Diagnosis: The diagnosis of an ear infection is relatively simple. The first step in diagnosing this problem is accomplished by visual inspection of the ear canal. An instrument known as an otoscope is generally used for this purpose. The otoscope is inserted in the ear canal and holds it open while a light illuminates the area. Some dogs will not tolerate this procedure while awake and may require sedation. If the ear canal is free of foreign objects or large amounts of debris, the veterinarian can assess any damage done to the ear drum located at the very end of the canal.

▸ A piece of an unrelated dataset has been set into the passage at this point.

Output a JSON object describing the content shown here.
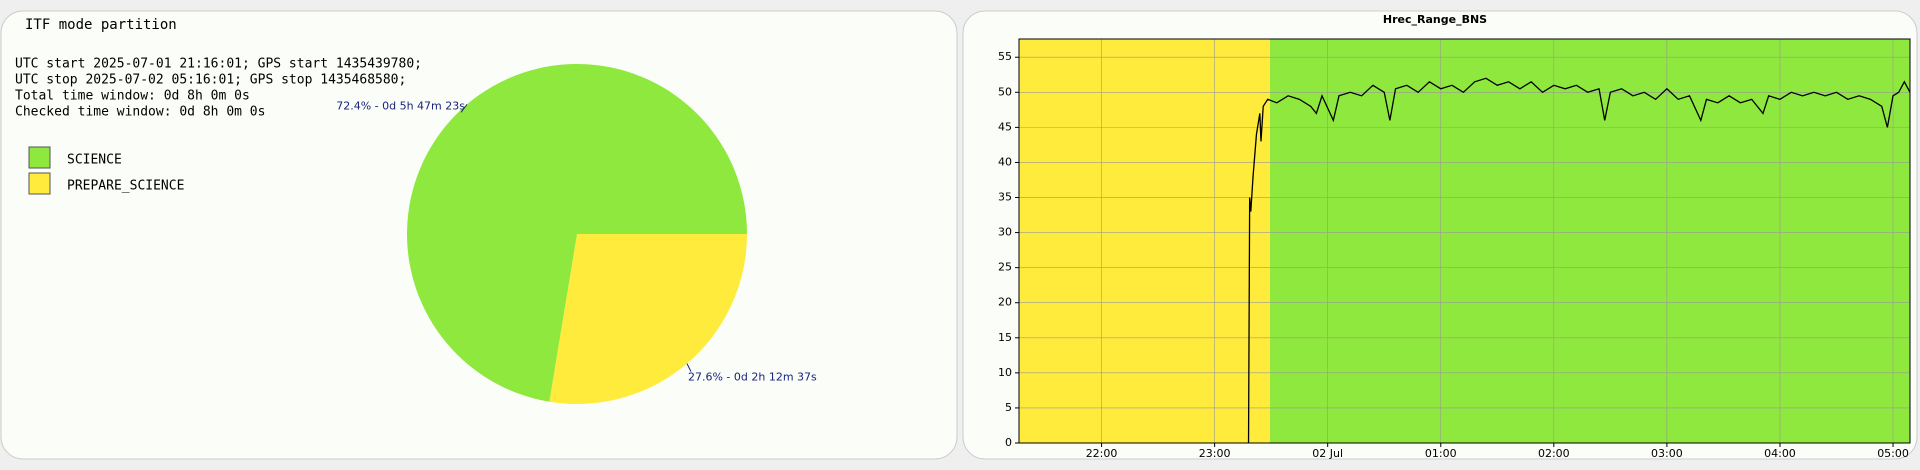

Ticks, especially if engorged with blood, should be large enough to be seen and removed during the otoscopic examination. The next diagnostic step is to determine if an infection is present by taking a sample of any discharge and staining the sample on a glass microscope slide. This test is known as an ear cytology. See the pictures below. Yeasts, bacteria, and mites may be seen by microscopic examination. Some bacterial infections may need to be cultured in order to be successfully identified and treated.

Treatment: Treatment should address both the infection itself and the underlying cause. Therapy for the infection may involve flushing the ear while the dog is under anesthesia and/or administering antibiotics, anti-fungals, anti-parasitic drugs, and anti-inflammatory drugs. Specific therapy for infections should be based on ear cytology and/or culture. Certain ear medications should not be used if the ear drum is damaged; hence, the importance of the otoscopic examination.

Therapy for underlying causes depends on the specific cause identified and may involve regularly plucking hair from the ears and application of drying agents to reduce ear canal moisture. If a foreign object or small tumor is present, it can be removed and the infection may then be treated. However, if the underlying cause is a more involved condition such as an allergy, hypothyroidism, or pemphigus, successful treatment of the ear infection will rely greatly on the proper diagnosis and treatment of that condition.

Aural hematomas require specific surgical treatment to drain the swelling, followed by placement of sutures (stitches) to prevent recurrence.

This picture shows an ear where an aural hematoma has been drained and sutured.

If the ear canal is narrowed or blocked with scar tissue, successful medical treatment is unlikely. In some of these extreme cases, surgical intervention may be necessary. Complete removal of the ear canal (ear canal ablation) is a last-resort procedure, but it does remove the source of pain and irritation to the dog. Permanent deafness is an unfortunate result of the surgery; however, most of the dogs that require this surgery are already deaf.

Prevention: Good grooming, proper diet, and careful observation of a pet can help prevent this problem or at least catch it in the early stages. Keeping dogs that are prone to ear problems out of water can also be beneficial. If a problem is suspected, an examination by a veterinarian and subsequent therapy can help prevent a potentially serious and damaging situation.

This picture shows an otoscopic exam being performed on an anesthetized dog.


After the inner parts of the ear have been examined, a sample of the contents in the ear is often taken. This sample is stained and examined using a microscope looking for bacteria, yeasts, and fungi. This procedure is called ear cytology.